En tant que diplômé en service social et ancien doyen de la faculté des sciences sociales de l'Université Laval, M. Blais a été invité à se baser sur les chiffres et à justifier les mesures punitives prévues par le projet de loi à l'aide d'« études sérieuses ».

« Quand on regarde l'évolution des prestataires à l'aide sociale, ce qu'on sait, c'est qu'au cours des 20 dernières années, le nombre de ménages sur l'aide sociale a diminué de 50 %. J'invite le ministre Blais à élever le débat, à fonder ses décisions et les solutions pour aider les jeunes sur des bases scientifiques et des études sérieuses. »

— Jean-Yves Desgagné, directeur du module de travail social de l'UQAR

M. Desgagné estime que les arguments utilisés pour justifier le projet de loi 70 et son « approche punitive » sont fondés sur des préjugés, et demande à savoir pourquoi le programme Alternative jeunesse, qui venait en aide aux jeunes cherchant à acquérir une autonomie professionnelle, a été coupé en 2014. « L'approche punitive n'est pas la solution, le programme Alternative jeunesse a démontré qu'il est possible d'avoir une approche volontaire », avance-t-il.

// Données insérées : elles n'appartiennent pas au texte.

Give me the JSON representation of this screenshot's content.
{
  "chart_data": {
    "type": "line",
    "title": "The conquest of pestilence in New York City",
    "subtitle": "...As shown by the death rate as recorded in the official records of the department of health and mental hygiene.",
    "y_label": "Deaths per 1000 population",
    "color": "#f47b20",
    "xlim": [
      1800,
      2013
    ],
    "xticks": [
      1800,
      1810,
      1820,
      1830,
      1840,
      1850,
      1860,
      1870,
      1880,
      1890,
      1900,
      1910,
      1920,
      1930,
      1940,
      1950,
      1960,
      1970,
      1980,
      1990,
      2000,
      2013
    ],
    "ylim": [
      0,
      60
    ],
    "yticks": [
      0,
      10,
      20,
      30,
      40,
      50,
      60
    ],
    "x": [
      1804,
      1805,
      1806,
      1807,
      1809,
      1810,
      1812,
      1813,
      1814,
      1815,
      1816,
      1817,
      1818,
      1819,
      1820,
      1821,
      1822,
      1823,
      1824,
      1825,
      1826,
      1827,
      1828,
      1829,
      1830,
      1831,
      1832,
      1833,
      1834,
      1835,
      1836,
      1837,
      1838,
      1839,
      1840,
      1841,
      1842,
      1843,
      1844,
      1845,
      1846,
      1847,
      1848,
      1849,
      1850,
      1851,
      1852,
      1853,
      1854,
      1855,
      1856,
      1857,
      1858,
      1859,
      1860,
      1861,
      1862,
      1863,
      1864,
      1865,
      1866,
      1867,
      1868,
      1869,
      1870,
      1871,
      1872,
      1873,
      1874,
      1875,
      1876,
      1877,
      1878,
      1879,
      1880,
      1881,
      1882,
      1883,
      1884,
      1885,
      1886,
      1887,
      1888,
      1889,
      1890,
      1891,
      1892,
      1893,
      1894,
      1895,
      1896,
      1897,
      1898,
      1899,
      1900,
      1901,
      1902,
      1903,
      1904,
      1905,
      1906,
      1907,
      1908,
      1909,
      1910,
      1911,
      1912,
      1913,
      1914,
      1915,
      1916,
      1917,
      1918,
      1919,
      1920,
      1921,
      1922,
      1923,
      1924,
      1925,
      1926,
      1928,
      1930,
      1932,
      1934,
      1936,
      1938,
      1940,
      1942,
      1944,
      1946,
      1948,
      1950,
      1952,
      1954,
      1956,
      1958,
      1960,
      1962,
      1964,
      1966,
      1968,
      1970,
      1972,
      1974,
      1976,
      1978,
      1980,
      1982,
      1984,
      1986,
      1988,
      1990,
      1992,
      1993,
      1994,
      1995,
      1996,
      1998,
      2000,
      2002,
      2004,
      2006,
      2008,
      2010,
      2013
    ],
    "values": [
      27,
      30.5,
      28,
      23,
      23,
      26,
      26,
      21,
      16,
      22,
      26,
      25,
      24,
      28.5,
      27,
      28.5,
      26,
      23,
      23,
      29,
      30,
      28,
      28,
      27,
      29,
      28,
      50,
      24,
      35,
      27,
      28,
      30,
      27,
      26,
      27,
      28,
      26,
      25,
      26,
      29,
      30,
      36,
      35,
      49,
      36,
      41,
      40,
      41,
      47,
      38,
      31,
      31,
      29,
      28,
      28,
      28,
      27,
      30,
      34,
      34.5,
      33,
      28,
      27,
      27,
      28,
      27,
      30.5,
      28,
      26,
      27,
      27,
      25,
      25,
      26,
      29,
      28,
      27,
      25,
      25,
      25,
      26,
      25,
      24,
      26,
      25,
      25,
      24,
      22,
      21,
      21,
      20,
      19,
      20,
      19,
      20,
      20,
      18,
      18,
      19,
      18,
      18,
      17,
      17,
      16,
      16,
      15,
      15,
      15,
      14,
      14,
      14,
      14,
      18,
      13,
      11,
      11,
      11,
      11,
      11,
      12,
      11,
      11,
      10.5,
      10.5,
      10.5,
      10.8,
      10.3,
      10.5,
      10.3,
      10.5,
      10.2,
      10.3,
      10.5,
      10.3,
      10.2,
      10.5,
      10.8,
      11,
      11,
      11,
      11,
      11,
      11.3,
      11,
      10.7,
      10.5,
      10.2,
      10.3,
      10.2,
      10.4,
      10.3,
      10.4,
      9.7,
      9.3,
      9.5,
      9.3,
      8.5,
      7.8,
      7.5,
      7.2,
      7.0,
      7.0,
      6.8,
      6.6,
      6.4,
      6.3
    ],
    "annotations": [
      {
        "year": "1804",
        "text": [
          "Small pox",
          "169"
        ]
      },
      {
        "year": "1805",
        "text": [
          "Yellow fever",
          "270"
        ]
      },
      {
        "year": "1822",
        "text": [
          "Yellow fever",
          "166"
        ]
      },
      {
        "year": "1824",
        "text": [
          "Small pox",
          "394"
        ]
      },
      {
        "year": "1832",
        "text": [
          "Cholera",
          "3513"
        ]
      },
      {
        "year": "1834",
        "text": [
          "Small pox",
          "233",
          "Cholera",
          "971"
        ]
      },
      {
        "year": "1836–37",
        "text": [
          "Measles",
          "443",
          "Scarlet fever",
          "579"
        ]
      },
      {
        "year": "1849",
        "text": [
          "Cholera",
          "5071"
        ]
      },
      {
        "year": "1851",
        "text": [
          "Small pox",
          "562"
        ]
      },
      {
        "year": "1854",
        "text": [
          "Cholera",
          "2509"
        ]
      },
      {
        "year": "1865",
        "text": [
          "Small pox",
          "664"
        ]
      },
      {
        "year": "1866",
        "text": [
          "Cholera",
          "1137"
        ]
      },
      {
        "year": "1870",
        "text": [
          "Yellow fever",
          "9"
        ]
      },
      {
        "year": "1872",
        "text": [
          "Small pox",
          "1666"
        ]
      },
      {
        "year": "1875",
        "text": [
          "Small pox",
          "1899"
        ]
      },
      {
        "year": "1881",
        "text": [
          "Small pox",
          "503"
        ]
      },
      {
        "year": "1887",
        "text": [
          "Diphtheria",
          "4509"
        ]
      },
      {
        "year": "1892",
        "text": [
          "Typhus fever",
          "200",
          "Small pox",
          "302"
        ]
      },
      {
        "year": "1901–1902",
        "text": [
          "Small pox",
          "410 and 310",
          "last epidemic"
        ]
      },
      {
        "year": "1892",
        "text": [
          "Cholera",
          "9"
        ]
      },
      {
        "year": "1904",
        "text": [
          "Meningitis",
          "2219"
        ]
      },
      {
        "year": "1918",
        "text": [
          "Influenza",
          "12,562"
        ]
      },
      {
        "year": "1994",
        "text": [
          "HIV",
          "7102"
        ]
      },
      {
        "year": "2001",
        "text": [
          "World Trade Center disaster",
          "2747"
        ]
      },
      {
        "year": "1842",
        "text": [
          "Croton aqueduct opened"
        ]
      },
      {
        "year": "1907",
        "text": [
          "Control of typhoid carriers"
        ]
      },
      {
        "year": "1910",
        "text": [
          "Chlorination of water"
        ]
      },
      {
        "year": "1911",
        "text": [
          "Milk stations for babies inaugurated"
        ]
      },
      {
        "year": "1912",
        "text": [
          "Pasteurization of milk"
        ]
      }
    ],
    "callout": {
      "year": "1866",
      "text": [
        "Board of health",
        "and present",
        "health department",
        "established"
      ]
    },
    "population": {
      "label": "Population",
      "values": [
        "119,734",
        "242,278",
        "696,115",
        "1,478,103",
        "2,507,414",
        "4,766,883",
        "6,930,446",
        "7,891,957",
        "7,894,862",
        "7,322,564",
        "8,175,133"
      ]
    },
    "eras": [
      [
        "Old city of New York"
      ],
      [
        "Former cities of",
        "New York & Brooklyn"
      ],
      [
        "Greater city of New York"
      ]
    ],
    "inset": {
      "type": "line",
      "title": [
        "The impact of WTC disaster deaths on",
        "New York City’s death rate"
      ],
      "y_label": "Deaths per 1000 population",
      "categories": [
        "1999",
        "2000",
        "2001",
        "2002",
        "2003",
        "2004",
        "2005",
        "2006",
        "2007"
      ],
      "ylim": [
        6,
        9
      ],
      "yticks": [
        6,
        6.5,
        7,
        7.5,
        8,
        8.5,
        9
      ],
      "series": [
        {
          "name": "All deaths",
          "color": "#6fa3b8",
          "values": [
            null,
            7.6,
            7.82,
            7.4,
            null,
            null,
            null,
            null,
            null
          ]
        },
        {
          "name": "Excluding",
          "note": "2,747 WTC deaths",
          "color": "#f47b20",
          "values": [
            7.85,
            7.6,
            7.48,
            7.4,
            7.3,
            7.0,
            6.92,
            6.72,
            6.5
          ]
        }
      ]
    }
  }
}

Une consultation générale exigée

Au même point de presse, la porte-parole parlementaire de Québec solidaire Françoise David, ainsi que Dave Turcotte, porte-parole du Parti québécois en matière d'emploi et de lutte contre la pauvreté, ont appuyé les demandes du collectif pour un Québec sans pauvreté, afin que le ministre Blais reformule le projet de loi 70. Ils ont également reproché au gouvernement de ne pas écouter la population, en tenant des consultations où un nombre restreint d'intervenants, « triés sur le volet », pouvaient être entendus.

« Je pense au syndicat de la fonction publique, qui réunit les agentes et agents de l'aide sociale et des centres locaux d'emploi, qui n'a pas été entendu, qui s'est vu refuser le droit de venir s'exprimer, et pourtant, voilà des gens qui connaissent la machine de l'intérieur. »

— Françoise David, porte-parole parlementaire de Québec solidaire

Peu après sa nomination lors du dernier remaniement ministériel, le ministre Blais a souligné qu'il considérait « extrêmement important de consulter » la population touchée, et qu'il entendait le faire au cours des prochaines semaines.